The American Hospital Association (AHA) and several hospitals seek to invalidate a Centers for Medicare and Medicaid Services (CMS) auditing policy in a lawsuit filed on November 1 whose ultimate outcome could affect thousands of hospitals across the country and hundreds of millions of dollars in Medicare payments.

The policy at issue in the case, American Hospital Association v. Sebelius, No. 1:12-cv-01770 (D.D.C. Nov. 1, 2012), involves private entities that contract with CMS to audit payments to providers and suppliers in the Medicare program. Under the policy, these entities, called recovery audit contractors (RAC), review payments to hospitals under Medicare Part A, which pays for inpatient hospital care. If a RAC concludes that a hospital could have provided treatment on an outpatient (and therefore most likely, less expensive) basis, CMS deems the payment an “overpayment” and requires the hospital to return the entire payment. Where a RAC finds such an overpayment, moreover, CMS generally does not reimburse the hospital under Medicare Part B, which pays for outpatient care.

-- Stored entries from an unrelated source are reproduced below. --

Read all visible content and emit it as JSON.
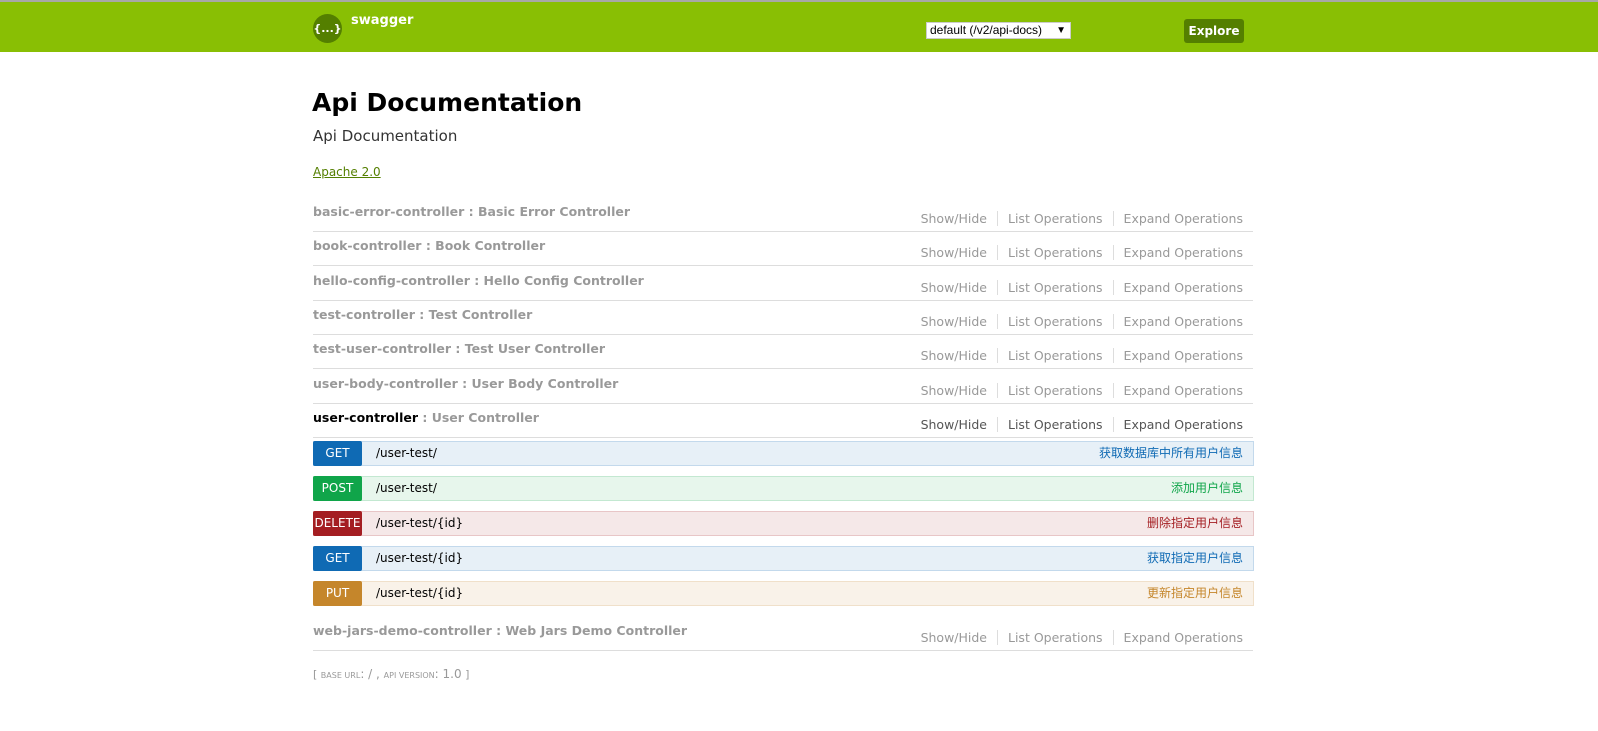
{
  "header": {
    "brand": "swagger",
    "logo_icon": "swagger-logo-icon",
    "logo_text": "{...}",
    "spec_select": "default (/v2/api-docs)",
    "explore_label": "Explore",
    "color": "#89bf04"
  },
  "info": {
    "title": "Api Documentation",
    "description": "Api Documentation",
    "license": "Apache 2.0"
  },
  "ops_labels": {
    "show_hide": "Show/Hide",
    "list": "List Operations",
    "expand": "Expand Operations"
  },
  "resources": [
    {
      "id": "basic-error-controller",
      "desc": " : Basic Error Controller"
    },
    {
      "id": "book-controller",
      "desc": " : Book Controller"
    },
    {
      "id": "hello-config-controller",
      "desc": " : Hello Config Controller"
    },
    {
      "id": "test-controller",
      "desc": " : Test Controller"
    },
    {
      "id": "test-user-controller",
      "desc": " : Test User Controller"
    },
    {
      "id": "user-body-controller",
      "desc": " : User Body Controller"
    },
    {
      "id": "user-controller",
      "desc": " : User Controller",
      "open": true
    },
    {
      "id": "web-jars-demo-controller",
      "desc": " : Web Jars Demo Controller"
    }
  ],
  "endpoints": [
    {
      "method": "GET",
      "path": "/user-test/",
      "summary": "获取数据库中所有用户信息",
      "color": "#0f6ab4",
      "bg": "#e7f0f7",
      "border": "#c3d9ec"
    },
    {
      "method": "POST",
      "path": "/user-test/",
      "summary": "添加用户信息",
      "color": "#10a54a",
      "bg": "#e7f6ec",
      "border": "#c3e8d1"
    },
    {
      "method": "DELETE",
      "path": "/user-test/{id}",
      "summary": "删除指定用户信息",
      "color": "#a41e22",
      "bg": "#f5e8e8",
      "border": "#e8c6c7"
    },
    {
      "method": "GET",
      "path": "/user-test/{id}",
      "summary": "获取指定用户信息",
      "color": "#0f6ab4",
      "bg": "#e7f0f7",
      "border": "#c3d9ec"
    },
    {
      "method": "PUT",
      "path": "/user-test/{id}",
      "summary": "更新指定用户信息",
      "color": "#c5862b",
      "bg": "#f9f2e9",
      "border": "#f0e0ca"
    }
  ],
  "footer": {
    "open": "[ ",
    "base_url_label": "base url",
    "base_url": ": / , ",
    "api_version_label": "api version",
    "api_version": ": 1.0",
    "close": " ]"
  }
}
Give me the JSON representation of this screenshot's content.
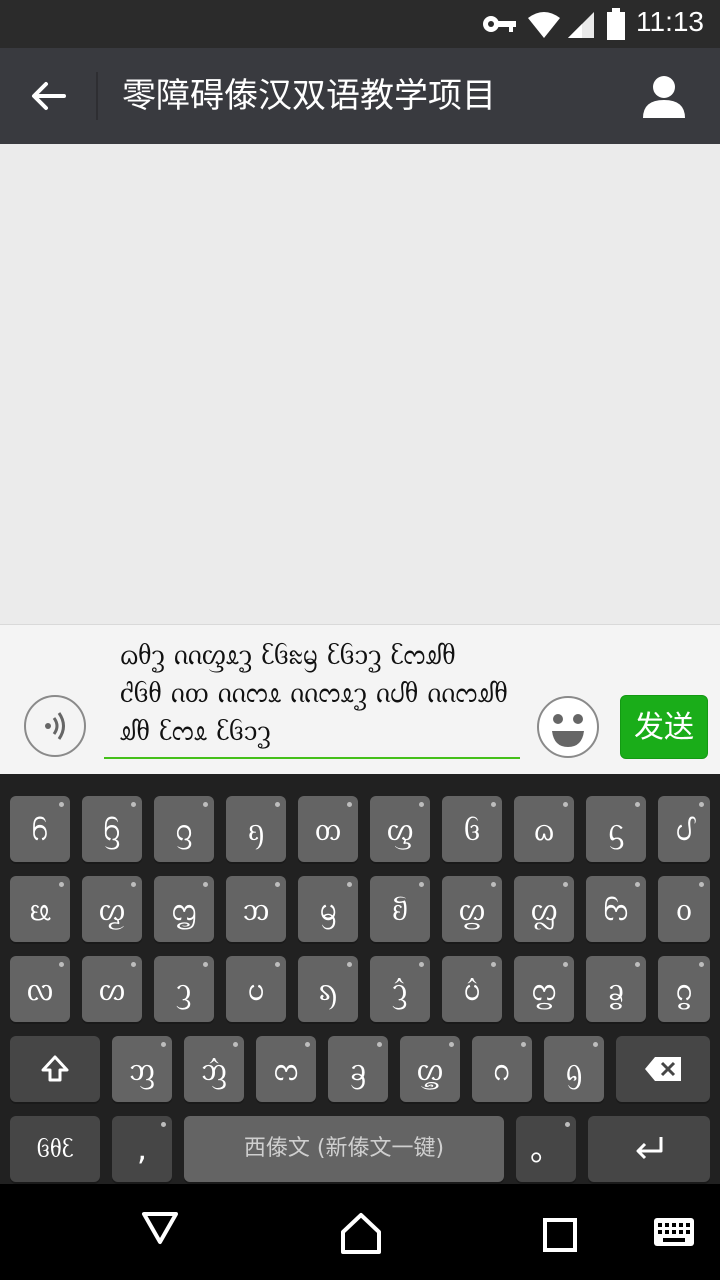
{
  "status_bar": {
    "time": "11:13"
  },
  "header": {
    "title": "零障碍傣汉双语教学项目"
  },
  "composer": {
    "message": "ᦒᦲᧆ ᦶᦐᦸᧆ ᦷᦑᦰᦙ ᦷᦑᦱᧆ ᦷᦂᦾᦲ\nᦺᦑᦲ ᦵᦎ ᦶᦂᦸ ᦶᦂᦸᧆ ᦵᦔᦲ ᦶᦂᦾᦲ\nᦾᦲ ᦷᦂᦸ ᦷᦑᦱᧆ",
    "send_label": "发送"
  },
  "keyboard": {
    "row1": [
      "ᦆ",
      "ᦌ",
      "ᦋ",
      "ᦏ",
      "ᦎ",
      "ᦐ",
      "ᦑ",
      "ᦒ",
      "ᦓ",
      "ᦔ"
    ],
    "row2": [
      "ᦕ",
      "ᦖ",
      "ᦗ",
      "ᦘ",
      "ᦙ",
      "ᦚ",
      "ᦛ",
      "ᦜ",
      "ᦝ",
      "ᦞ"
    ],
    "row3": [
      "ᦟ",
      "ᦠ",
      "ᦡ",
      "ᦢ",
      "ᦣ",
      "ᦤ",
      "ᦥ",
      "ᦦ",
      "ᦧ",
      "ᦨ"
    ],
    "row4": [
      "ᦀ",
      "ᦁ",
      "ᦂ",
      "ᦃ",
      "ᦄ",
      "ᦅ",
      "ᦇ"
    ],
    "mode_label": "ᦑᦲᦷ",
    "comma_label": ",",
    "space_label": "西傣文 (新傣文一键)",
    "period_label": "。"
  },
  "icons": {
    "status": [
      "key-icon",
      "wifi-icon",
      "signal-icon",
      "battery-icon"
    ],
    "header": [
      "back-arrow-icon",
      "profile-icon"
    ],
    "nav": [
      "back-triangle-icon",
      "home-icon",
      "recents-icon",
      "keyboard-switch-icon"
    ]
  },
  "colors": {
    "accent": "#1aad19",
    "header_bg": "#393a3f",
    "keyboard_bg": "#212121",
    "key_bg": "#646464"
  }
}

To the detriment of hospitals and patients, the AHA argues in its complaint, this policy results in CMS “refusing to pay hospitals for hundreds of millions of dollars’ worth of care provided to patients, even though all agree that the care provided was reasonable and medically necessary as the Medicare Act requires.” The AHA asks the federal court overseeing the case to set aside the policy for violating the Medicare statute and other legal requirements that govern policymaking by agencies like CMS. Additionally, the AHA, which represents nearly 5,000 hospitals and health systems, asks the court to order CMS to pay all hospitals denied payment under the policy the full amount for their services.

The AHA lawsuit marks the culmination of years’ worth of administrative-level challenges to the policy, which grew out of legislation in 2006 making permanent a RAC demonstration project from legislation in 2003. In its complaint, the AHA notes that hospitals have been successful 75 percent of the time in overturning RAC determinations under the policy in non-precedential administrative proceedings on the theory that the hospitals were entitled to payment under Medicare Part B for reasonable and medically necessary services that the hospitals provided in the inpatient setting but could have provided in the outpatient setting. While it remains to be seen whether the court will agree with this theory, the AHA lawsuit will at a minimum require CMS, in its response to the AHA’s complaint, to provide insight into the agency’s rationale for the policy, which the AHA alleges has otherwise been absent.